Everyone thinks of the Cushing’s/PPID horses as fat, but on my retirement farm some of my Cushing’s/PPID residents are my hardest keepers. One suggestion I would have is trying to combine feeding some of the beet pulp he currently gets WITH his grain twice per day. Hubby is a large animal nutritionist and he always says combining a strong fiber source (hay pellets, beet pulp, hay cubes, etc) WITH the grain at the same time slows down the passage of the entire meal through the GI tract and allows it to be more thoroughly digested and absorbed. This has served us well with several hard keeping PPID horses.

If the grain is a senior, complete feed (meaning has fiber and all needed nutritional components), increasing the amount to what is recommended on the bag should not increase the ulcer risk.
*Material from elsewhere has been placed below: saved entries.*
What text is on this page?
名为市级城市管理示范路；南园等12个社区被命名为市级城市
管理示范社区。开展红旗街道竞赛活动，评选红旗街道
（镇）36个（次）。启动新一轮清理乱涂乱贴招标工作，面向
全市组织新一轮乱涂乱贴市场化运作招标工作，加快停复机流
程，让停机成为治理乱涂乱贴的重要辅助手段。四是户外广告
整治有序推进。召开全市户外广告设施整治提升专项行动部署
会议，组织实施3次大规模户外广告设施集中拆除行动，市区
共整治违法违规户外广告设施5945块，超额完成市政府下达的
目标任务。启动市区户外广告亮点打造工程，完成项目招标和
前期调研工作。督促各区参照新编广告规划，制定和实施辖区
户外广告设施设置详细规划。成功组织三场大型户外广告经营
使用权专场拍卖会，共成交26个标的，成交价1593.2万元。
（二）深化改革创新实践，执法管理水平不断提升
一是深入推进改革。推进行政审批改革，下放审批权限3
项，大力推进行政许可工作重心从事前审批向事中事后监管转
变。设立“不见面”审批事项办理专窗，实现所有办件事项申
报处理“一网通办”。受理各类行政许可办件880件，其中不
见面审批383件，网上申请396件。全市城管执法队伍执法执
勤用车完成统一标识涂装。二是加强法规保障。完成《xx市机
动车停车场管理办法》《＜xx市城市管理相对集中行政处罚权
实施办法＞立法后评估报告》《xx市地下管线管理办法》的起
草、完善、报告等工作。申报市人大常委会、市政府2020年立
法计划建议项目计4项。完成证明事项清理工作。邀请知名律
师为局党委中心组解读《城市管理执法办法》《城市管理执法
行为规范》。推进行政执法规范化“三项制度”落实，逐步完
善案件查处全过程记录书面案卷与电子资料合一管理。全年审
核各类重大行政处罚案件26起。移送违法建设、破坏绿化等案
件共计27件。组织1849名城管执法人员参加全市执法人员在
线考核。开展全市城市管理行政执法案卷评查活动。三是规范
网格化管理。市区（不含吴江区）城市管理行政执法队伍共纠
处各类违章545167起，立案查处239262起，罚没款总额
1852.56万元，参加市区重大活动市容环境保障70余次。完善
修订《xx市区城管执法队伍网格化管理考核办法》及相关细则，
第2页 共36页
If you are worried, also increase the amount of alfalfa.

We fed the old guy up to 11 pounds of TC senior in two meals with half a cup of canola oil in his last year and he did OK up to about January. But it is a real process when they lose their appetites and start to lose weight as you know. What we did was rotate around with the soaked alf cubes and free choice hay, keep the feed at room temp in the winter, warmed water in the winter, really keep an eye on the dentition, and sometimes they have a pasture accident and that is that.

My gelding is the opposite of yours, too heavy. I have been using the smartpak smart pituitary and have had success with it. I’m having less issues with laminitis and his coat is shedding. Prascend was helping but the two together are working better.

My 29 year old, is more on the heavy side. His Cushings is controlled with 1 1/2 tabs of Prascend. Since his glucose, lepitin and another test come back double from last test, I took him off smart pituitary and the magnesium supplement that smart pak recommended.

I had him on d-carb balance and that seemed to keep his numbers more stable.
He is only allowed on a semi dry lot for 2 hours a day. He gets 8-10 large flakes of soft orchard grass daily and he’s on triple crown lite.

Have you thought about adding some oil type fat to his diet? Flax, wheat germ, corn?

A friends 31 year old is super thin, she just added chopped forage not alfalfa based and no molasses and he’s starting to look a bit better.